A rook cluster is made up of one or more nodes each running the Rook daemon rookd. Containers and Pods can
mount block devices and filesystems exposed by the cluster, or can use S3/Swift API for object storage. There is
also a REST API exposed by rookd as well as a command line tool called rook.
The Rook daemon rookd is a single binary that is self-contained and has all that is needed to bootstrap, scale
and manage a storage cluster. rookd is typically compiled into a single static binary (just like most golang
binaries) or a dynamic binary that takes a dependency on mostly libc. It can run in minimal containers, alongside a
hypervisor, or directly on the host on most Linux distributions.

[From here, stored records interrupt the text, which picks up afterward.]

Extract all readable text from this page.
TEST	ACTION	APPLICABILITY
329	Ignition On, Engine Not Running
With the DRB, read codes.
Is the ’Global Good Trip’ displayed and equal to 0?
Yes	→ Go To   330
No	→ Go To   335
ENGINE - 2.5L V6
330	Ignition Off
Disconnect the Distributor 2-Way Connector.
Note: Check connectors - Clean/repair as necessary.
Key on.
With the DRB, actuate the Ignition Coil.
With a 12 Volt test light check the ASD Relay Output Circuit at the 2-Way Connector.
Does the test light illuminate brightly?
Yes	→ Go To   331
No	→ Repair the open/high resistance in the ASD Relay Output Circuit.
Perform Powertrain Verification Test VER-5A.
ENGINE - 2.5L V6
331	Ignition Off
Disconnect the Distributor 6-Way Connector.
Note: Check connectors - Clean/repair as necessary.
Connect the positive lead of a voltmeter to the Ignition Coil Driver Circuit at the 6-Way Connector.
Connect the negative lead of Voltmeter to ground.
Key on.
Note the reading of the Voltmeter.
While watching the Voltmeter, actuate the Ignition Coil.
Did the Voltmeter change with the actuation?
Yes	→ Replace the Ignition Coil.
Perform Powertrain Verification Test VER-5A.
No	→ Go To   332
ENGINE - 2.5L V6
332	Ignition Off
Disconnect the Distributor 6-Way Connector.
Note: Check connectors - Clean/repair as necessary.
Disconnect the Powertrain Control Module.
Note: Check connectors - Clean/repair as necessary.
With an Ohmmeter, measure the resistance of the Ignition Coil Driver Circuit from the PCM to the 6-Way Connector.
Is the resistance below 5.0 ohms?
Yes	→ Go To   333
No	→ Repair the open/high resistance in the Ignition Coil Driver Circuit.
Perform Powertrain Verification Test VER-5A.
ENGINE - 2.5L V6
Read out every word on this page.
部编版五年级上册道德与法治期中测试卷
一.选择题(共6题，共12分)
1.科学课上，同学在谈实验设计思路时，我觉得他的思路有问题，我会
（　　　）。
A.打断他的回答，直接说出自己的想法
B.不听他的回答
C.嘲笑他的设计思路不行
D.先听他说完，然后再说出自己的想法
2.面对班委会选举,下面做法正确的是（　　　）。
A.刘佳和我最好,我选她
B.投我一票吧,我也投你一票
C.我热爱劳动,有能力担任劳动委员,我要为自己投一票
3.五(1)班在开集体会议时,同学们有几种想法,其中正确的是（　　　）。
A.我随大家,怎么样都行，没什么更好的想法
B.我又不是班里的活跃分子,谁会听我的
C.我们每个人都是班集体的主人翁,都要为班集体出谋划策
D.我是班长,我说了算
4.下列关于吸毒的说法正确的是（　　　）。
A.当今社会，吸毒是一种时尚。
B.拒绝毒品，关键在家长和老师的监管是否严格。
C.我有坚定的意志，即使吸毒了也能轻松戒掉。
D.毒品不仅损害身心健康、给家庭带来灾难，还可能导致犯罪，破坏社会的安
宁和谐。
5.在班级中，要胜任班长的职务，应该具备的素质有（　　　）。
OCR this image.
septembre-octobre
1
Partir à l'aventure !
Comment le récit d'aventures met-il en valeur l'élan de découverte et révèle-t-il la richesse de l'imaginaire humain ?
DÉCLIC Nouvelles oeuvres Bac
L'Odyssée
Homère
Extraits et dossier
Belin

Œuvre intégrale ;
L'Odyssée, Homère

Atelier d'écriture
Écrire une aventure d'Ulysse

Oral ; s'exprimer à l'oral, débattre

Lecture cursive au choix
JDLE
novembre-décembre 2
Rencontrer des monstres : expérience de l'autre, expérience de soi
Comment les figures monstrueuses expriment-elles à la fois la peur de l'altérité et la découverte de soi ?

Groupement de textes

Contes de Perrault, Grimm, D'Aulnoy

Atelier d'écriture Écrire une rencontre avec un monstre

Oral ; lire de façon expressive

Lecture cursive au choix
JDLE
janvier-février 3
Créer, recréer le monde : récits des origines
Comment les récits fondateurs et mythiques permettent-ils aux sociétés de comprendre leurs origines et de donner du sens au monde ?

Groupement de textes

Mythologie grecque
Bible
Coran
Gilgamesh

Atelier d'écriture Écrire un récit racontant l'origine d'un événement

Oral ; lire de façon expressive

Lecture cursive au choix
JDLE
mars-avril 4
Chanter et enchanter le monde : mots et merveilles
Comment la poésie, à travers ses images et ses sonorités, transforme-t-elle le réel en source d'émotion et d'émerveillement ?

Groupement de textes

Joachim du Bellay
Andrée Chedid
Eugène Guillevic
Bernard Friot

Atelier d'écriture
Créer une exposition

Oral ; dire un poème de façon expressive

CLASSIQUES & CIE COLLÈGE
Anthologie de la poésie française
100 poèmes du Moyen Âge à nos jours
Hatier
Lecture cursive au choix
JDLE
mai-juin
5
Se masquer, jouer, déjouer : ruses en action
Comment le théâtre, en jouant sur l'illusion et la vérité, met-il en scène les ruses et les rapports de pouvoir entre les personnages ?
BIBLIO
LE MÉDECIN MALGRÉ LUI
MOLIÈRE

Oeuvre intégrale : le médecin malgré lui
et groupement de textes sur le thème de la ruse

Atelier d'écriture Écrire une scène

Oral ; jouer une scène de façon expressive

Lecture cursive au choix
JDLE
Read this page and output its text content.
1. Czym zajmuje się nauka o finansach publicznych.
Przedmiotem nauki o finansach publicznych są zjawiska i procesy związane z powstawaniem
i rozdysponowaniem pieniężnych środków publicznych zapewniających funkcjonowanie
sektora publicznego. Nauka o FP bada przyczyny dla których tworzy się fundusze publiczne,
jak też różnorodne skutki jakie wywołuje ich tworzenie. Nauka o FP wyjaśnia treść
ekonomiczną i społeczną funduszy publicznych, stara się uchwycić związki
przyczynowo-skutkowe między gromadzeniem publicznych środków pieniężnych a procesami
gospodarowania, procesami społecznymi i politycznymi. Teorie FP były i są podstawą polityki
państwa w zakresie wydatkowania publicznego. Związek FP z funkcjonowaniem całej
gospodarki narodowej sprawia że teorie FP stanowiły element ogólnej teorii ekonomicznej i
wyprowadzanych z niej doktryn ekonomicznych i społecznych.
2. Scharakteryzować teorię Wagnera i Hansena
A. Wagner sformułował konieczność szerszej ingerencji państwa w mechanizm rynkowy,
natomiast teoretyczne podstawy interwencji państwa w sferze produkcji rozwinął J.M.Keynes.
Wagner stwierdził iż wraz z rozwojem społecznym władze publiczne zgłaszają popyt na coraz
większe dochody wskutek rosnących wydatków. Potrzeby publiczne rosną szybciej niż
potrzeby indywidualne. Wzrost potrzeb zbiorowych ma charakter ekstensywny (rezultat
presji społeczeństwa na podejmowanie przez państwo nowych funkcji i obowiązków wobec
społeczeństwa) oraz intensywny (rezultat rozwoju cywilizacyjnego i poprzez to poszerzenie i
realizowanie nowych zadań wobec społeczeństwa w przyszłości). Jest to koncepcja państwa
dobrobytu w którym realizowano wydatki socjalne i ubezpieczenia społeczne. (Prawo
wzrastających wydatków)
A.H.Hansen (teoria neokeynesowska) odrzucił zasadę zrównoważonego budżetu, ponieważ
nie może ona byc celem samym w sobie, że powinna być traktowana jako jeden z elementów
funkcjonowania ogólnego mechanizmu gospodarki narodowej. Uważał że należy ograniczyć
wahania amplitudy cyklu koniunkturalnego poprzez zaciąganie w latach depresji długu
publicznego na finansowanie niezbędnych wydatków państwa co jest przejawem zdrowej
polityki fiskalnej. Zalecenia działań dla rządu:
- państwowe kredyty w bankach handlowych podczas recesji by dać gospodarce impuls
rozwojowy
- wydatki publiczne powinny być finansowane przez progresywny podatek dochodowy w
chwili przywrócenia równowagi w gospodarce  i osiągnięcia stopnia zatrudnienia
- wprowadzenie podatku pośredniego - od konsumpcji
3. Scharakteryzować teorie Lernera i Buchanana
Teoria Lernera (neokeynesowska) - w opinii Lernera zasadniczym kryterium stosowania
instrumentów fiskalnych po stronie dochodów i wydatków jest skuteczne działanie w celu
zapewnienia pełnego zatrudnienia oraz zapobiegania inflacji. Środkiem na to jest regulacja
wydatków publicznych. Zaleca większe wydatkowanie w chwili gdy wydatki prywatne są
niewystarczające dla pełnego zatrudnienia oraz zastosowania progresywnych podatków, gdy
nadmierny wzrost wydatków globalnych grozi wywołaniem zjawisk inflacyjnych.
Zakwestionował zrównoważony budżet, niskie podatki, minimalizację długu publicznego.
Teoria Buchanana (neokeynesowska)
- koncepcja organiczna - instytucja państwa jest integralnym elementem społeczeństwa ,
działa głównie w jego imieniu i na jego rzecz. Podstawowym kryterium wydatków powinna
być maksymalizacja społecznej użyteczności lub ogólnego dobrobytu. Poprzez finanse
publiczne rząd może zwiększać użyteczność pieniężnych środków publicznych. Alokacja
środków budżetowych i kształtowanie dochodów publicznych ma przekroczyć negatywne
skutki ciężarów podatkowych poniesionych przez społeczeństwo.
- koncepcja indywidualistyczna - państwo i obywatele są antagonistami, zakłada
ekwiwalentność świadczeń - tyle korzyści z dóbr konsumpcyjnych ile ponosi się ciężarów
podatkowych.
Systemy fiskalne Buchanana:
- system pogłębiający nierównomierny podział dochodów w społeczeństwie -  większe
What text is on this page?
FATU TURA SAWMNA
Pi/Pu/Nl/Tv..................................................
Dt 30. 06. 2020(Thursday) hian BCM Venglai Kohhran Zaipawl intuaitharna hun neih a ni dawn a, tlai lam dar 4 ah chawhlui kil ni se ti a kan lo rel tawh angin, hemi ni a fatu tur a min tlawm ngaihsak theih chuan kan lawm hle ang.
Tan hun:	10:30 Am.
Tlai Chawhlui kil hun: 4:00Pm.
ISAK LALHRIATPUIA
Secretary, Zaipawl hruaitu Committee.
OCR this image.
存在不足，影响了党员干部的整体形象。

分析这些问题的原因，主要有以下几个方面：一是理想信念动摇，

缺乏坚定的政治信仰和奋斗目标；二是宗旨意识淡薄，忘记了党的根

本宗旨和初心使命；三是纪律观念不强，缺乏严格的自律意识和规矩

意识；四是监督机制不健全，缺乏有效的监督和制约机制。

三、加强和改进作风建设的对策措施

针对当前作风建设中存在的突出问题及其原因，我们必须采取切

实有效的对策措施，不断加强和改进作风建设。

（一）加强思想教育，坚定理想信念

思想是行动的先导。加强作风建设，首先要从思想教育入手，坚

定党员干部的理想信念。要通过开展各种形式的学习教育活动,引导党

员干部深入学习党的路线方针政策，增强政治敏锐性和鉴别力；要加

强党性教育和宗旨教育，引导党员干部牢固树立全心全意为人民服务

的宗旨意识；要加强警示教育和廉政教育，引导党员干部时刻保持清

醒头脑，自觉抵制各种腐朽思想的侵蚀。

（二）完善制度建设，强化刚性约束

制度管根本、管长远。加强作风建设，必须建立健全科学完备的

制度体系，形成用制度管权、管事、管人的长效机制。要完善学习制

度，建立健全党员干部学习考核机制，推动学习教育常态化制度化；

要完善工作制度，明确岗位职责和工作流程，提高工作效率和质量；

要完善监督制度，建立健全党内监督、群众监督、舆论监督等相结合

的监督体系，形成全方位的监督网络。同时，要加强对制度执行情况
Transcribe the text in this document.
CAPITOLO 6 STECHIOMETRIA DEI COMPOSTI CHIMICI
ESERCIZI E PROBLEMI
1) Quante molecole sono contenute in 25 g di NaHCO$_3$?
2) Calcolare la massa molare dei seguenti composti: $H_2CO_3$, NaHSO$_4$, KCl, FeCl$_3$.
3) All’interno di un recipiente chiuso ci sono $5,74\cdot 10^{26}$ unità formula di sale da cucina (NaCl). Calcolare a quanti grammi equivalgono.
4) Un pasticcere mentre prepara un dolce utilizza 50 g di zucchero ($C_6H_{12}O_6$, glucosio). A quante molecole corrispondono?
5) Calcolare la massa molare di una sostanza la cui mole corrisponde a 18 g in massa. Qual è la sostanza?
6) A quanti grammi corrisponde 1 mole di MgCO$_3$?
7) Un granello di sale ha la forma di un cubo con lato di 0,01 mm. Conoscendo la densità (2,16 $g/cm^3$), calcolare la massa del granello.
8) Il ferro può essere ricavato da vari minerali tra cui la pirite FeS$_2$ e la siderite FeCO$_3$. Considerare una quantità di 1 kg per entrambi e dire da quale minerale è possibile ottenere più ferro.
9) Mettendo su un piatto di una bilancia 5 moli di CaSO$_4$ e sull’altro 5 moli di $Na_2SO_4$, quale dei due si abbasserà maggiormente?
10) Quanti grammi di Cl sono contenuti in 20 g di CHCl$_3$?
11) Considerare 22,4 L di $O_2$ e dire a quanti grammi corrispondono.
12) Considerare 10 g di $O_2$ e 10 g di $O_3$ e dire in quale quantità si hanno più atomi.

rookd uses an embedded version of Ceph for storing all data -- there are no changes to the data path. An embedded version
of Ceph was created specifically for Rook scenarios and has been pushed upstream. Rook does not attempt to maintain full fidelity
with Ceph, for example, most of the Ceph concepts like OSDs, MONs, placement groups, etc. are hidden. Instead Rook creates
a much simplified UX for admins that is in terms of physical resources, pools, volumes, filesystems, and buckets.
rookd embeds Etcd to store configuration and coordinate cluster-wide management operations. rookd will automatically
bootstrap Etcd, manage it, and scale it as the cluster grows. It's also possible to use an external Etcd instead of the embedded one
if needed.
Rook and etcd are implemented in golang. Ceph is implemented in C++ where the data path is highly optimized. We believe this combination offers the best of both worlds.
See Design wiki for more details.
We welcome contributions. See Contributing to get started.
For filing bugs, suggesting improvements, or requesting new features, help us out by opening an issue.
Please use the following to reach members of the community:
- Email: rook-dev
- Gitter: rook/rook for general project discussions or rook-dev for development discussions.
- Twitter: @rook_io
Rook and Etcd are under the Apache 2.0 license. Ceph is mostly under the LGPL 2.0 license. Some portions of the code are under different licenses. The appropriate license information can be found in the headers of the source files.